13. We need not decide here whether an administrator, in the absence of statutory authority, may settle a claim for damages growing out of the wrongful death of his intestate, without the consent of the beneficiaries, because in the Marion county proceedings the administrator did not assume to settle anything other than a claim alleged to have belonged to the estate. He in no way assumed to act on behalf of the widow and children of the decedent. Manifestly, a settlement made for and on behalf of an estate could not be deemed a settlement of a cause of action accruing for the benefit of named beneficiaries. In no event could the purported settlement made under the Marion *307 county proceedings bar the present action for and on behalf of the widow and minor children who, under the statute, are the beneficiaries. Ellenberg, Admr., v. Arthur et al., 178 S.C. 490, 183 S.E. 306, 103, A.L.R. 437.

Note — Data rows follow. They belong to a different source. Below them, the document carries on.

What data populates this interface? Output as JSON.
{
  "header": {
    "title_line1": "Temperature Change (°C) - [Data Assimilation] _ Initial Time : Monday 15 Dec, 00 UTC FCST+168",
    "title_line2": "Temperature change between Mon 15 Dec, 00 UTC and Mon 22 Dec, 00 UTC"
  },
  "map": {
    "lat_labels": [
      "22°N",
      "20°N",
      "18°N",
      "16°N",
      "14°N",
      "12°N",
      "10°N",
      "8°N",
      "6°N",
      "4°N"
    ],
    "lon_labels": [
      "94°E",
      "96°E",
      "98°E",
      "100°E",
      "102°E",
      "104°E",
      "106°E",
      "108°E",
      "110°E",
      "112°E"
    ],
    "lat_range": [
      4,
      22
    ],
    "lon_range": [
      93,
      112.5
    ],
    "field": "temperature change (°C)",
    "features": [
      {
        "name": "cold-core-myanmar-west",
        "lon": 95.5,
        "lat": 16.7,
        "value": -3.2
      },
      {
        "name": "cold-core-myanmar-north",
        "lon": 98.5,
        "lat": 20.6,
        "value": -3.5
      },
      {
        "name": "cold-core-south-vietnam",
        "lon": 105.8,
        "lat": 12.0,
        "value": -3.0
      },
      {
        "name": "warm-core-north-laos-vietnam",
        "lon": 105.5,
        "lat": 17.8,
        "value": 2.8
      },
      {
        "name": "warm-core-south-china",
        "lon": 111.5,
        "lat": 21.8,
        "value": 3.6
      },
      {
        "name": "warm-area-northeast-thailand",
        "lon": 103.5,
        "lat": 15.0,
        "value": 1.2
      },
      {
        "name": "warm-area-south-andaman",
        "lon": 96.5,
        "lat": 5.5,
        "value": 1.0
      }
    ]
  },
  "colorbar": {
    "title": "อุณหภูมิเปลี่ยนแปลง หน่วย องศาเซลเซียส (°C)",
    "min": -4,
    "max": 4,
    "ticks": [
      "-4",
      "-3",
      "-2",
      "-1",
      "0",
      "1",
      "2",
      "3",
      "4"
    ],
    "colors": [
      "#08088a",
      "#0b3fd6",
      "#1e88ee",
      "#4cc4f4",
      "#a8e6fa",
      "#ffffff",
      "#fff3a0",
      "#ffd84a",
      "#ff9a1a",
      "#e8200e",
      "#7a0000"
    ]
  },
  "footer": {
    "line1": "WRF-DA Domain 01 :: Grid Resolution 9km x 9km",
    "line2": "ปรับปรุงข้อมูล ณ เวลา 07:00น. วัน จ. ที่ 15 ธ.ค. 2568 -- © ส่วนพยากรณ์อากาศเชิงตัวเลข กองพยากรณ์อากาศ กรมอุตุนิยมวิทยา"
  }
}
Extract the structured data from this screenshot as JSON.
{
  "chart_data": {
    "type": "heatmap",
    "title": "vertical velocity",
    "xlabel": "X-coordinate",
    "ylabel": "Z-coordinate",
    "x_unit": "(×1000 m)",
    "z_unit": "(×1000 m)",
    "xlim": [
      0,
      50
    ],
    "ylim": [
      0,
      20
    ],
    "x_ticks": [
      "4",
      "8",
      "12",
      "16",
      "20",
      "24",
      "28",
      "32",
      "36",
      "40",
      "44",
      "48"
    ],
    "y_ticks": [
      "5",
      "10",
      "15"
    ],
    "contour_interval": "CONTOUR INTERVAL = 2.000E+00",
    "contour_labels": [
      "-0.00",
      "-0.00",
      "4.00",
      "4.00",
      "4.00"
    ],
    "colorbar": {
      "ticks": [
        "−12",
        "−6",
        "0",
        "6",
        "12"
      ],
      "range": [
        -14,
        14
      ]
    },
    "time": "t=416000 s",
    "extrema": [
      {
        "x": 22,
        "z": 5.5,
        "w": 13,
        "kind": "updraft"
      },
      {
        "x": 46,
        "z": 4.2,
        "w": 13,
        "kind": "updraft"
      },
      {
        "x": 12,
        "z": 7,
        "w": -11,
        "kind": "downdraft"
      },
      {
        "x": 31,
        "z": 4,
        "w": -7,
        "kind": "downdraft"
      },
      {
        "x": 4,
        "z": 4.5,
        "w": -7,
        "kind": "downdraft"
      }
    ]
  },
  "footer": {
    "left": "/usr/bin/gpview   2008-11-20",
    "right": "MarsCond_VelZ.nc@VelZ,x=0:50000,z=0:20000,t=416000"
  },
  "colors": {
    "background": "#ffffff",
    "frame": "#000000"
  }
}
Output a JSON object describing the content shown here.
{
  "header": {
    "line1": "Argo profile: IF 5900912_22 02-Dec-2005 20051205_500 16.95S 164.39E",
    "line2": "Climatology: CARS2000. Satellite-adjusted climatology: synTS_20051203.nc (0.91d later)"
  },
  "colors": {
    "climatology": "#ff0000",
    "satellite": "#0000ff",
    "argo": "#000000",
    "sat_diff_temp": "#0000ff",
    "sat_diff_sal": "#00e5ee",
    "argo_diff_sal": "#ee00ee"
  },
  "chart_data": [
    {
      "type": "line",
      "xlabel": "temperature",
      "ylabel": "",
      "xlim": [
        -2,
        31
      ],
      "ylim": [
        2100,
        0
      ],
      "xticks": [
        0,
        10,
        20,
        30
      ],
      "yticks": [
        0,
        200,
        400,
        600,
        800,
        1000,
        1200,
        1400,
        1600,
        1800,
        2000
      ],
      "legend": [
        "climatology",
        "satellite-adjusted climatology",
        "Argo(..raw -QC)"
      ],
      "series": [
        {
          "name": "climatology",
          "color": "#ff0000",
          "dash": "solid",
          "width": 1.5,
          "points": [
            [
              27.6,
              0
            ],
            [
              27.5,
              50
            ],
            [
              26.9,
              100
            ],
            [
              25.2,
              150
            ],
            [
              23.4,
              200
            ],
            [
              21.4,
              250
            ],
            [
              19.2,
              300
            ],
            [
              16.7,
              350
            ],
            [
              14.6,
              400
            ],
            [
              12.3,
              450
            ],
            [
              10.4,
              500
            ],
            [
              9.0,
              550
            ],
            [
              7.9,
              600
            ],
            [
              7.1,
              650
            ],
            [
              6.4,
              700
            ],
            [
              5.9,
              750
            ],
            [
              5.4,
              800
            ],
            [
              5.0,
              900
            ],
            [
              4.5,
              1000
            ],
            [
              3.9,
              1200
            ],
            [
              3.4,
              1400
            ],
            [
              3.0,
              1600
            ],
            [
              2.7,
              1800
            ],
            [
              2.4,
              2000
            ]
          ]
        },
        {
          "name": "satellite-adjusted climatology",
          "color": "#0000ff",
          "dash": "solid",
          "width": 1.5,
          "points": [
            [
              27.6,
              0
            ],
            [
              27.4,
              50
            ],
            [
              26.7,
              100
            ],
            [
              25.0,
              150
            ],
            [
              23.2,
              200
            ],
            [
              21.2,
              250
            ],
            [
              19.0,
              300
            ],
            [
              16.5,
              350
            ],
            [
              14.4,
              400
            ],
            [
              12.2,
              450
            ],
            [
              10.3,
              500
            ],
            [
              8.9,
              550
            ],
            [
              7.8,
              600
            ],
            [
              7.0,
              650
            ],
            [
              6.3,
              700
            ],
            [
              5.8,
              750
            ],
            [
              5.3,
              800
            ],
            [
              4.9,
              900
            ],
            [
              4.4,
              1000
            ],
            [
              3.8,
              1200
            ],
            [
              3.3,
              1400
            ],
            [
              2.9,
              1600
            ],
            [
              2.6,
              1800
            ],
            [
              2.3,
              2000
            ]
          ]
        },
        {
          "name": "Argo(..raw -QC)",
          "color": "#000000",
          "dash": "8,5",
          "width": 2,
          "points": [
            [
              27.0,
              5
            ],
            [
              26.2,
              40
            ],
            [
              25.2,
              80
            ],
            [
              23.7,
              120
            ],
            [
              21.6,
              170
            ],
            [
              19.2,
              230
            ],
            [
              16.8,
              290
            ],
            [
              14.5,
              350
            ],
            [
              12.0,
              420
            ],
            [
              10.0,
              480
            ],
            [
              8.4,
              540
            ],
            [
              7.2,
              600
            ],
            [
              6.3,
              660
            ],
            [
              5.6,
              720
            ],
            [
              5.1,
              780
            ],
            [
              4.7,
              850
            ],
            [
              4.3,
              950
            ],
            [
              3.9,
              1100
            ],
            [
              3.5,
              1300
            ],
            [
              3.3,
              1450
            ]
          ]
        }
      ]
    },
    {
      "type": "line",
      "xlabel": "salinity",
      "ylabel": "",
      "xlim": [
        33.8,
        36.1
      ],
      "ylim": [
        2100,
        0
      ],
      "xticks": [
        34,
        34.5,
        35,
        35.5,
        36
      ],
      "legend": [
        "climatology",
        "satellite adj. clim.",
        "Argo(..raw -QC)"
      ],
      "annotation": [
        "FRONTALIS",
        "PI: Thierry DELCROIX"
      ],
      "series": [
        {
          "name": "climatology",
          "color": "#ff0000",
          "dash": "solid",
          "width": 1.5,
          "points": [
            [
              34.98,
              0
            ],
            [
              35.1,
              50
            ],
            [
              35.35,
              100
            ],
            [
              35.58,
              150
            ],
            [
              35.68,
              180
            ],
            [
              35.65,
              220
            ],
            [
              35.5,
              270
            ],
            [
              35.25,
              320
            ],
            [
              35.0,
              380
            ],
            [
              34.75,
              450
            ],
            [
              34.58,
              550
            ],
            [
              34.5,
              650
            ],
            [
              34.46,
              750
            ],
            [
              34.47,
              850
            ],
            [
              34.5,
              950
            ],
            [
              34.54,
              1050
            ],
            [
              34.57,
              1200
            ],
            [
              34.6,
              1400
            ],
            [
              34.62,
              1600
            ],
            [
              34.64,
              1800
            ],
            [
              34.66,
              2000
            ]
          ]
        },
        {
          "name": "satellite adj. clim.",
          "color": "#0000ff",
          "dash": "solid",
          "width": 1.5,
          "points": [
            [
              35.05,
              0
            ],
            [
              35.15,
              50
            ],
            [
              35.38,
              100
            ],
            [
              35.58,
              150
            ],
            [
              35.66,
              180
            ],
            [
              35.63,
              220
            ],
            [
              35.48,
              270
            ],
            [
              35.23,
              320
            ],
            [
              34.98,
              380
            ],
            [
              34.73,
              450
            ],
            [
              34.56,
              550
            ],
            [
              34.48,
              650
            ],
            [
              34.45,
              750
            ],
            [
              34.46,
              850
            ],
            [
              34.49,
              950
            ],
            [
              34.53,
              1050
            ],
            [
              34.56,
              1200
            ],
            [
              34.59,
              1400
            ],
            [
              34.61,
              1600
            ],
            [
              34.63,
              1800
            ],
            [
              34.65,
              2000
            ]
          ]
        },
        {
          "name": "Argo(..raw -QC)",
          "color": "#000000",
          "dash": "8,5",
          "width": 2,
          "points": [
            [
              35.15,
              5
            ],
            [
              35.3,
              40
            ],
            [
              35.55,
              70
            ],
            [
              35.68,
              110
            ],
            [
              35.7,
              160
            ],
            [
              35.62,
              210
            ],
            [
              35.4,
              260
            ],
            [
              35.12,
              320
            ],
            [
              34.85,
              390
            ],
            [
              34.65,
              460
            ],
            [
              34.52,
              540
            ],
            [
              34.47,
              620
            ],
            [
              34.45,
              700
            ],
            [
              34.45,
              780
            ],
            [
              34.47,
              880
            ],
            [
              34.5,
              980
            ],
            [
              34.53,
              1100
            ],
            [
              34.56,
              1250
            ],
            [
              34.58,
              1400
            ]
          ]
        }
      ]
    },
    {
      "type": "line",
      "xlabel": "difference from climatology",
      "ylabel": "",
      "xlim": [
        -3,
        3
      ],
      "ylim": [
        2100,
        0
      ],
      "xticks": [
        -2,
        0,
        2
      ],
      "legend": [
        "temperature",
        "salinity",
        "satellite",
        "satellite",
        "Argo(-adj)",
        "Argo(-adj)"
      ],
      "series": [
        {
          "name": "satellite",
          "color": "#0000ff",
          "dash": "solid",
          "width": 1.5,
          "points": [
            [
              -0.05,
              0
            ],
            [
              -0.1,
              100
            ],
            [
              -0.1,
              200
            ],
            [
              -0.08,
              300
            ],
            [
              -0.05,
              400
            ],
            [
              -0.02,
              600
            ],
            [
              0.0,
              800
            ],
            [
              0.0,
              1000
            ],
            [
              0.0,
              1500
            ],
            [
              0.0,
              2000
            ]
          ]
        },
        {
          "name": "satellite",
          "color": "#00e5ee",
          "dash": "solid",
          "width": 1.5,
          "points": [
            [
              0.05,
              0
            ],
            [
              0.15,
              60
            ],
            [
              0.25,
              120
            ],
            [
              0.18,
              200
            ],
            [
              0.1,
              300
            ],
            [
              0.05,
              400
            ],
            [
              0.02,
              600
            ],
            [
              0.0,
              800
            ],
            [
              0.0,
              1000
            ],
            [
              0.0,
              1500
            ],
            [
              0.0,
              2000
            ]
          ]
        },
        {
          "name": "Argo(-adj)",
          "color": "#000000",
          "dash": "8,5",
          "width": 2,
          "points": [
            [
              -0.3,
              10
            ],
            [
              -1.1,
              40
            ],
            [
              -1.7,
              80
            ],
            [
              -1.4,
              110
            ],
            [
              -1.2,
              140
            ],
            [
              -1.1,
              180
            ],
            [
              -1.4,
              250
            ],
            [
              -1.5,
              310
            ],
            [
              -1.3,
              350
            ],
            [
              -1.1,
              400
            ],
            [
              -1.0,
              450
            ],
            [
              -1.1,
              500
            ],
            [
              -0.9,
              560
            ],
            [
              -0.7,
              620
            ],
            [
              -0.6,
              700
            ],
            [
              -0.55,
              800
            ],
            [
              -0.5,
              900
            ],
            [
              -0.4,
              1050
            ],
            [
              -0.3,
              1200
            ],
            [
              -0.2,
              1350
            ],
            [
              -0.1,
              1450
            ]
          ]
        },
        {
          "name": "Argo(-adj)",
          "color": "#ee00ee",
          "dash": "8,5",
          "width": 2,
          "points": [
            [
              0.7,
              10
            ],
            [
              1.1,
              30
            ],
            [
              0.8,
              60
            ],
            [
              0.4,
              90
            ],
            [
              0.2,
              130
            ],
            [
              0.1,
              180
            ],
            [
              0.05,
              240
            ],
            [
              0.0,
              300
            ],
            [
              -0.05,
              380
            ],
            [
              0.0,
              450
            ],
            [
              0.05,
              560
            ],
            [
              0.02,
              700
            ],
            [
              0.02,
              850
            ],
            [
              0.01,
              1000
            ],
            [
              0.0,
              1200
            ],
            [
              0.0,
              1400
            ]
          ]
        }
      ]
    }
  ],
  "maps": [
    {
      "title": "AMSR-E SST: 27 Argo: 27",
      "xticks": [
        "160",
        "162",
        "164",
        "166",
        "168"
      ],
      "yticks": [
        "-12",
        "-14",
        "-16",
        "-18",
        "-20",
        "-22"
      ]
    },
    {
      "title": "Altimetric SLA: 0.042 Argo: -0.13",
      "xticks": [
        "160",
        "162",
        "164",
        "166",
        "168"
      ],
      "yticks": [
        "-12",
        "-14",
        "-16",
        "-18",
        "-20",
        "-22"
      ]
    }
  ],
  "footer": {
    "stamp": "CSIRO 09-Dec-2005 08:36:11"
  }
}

We note in passing that by virtue of the provisions of ch. 461, Oregon Laws, 1947, an administrator is now permitted to settle a claim for damages growing out of the wrongful death of his intestate without the consent of the beneficiaries, provided such settlement is approved by the probate court, but this statute was adopted after the proceedings in the instant case were had, and, therefore, it is not applicable here.

Any other ruling would open the doors to widespread fraud, because if the law were otherwise, through ex parte proceedings instituted by creditors or others in which the existence of dependents is not brought to the court's attention, quick settlements could be made wholly without regard to the interests of those for whose benefit the statute is designed and thus deprive the real parties in interest of their just rights. This would be unconscionable.

The judgment is reversed and the cause remanded with directions to enter judgment for plaintiff against defendants in the sum of $5,000, with interest thereon at the rate of 6 per cent per annum from June 16, 1949, and for plaintiff's costs and disbursements incurred in the lower court. Gow v. Multnomah Hotel, Inc., et al., on motion for recall and modification of mandate, 191 Or. 45.